En termes de sécurité, les effets adverses étaient relativement équilibrés entre les trois groupes : il y avait malheureusement 4 décès dans chaque groupe, dont un dans le groupe ranibizumab 0,1 mg était potentiellement en lien avec le traitement (enfant décédé après une tétée dans les 24h de l’injection). Un enfant a présenté une cataracte unilatérale probablement traumatique post-injection dans le groupe ranibizumab 0,2mg. Un enfant du groupe ranibizumab 0,1 mg a présenté une endophtalmie 6 jours après l’IVT (il avait été traité 11 jours auparavant par antibiotiques pour une conjonctivite bilatérale). Au niveau systémique, le suivi sur les 24 semaines n’a pas mis pas en évidence de différences de pression artérielle, de taille, de périmètre crânien et de longueur fémorale. Les niveaux plasmatiques de VEGF à J0, J14 et J28 ne mettaient pas en évidence de différences entre les 3 bras du traitement.

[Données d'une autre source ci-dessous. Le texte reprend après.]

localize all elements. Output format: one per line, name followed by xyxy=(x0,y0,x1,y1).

Au total, voici un essai important qui frôle la significativité en faveur d’une supériorité du ranibizumab 0,2 mg. Les corrections statistiques proposées par les auteurs sont à considérer avec distance en raison de leur caractère post-hoc. L’effectif assez faible de l’étude n’aide bien sûr pas à obtenir un résultat franchement supérieur du ranibizumab contre le laser, cependant le suivi de cette cohorte va sans doute être particulièrement intéressant car les résultats pourraient changer à long terme, et les données de sécurité seront très importantes à analyser.

 

Stahl A, Lepore D, Fielder A, Fleck B, Reynolds JD, Chiang MF, Li J, Liew M, Maier R, Zhu Q, Marlow N. Ranibizumab versus laser therapy for the treatment of very low birthweight infants with retinopathy of prematurity (RAINBOW): an open-label randomised controlled trial. Lancet. 2019 Sep 12. pii: S0140-6736(19)31344-3.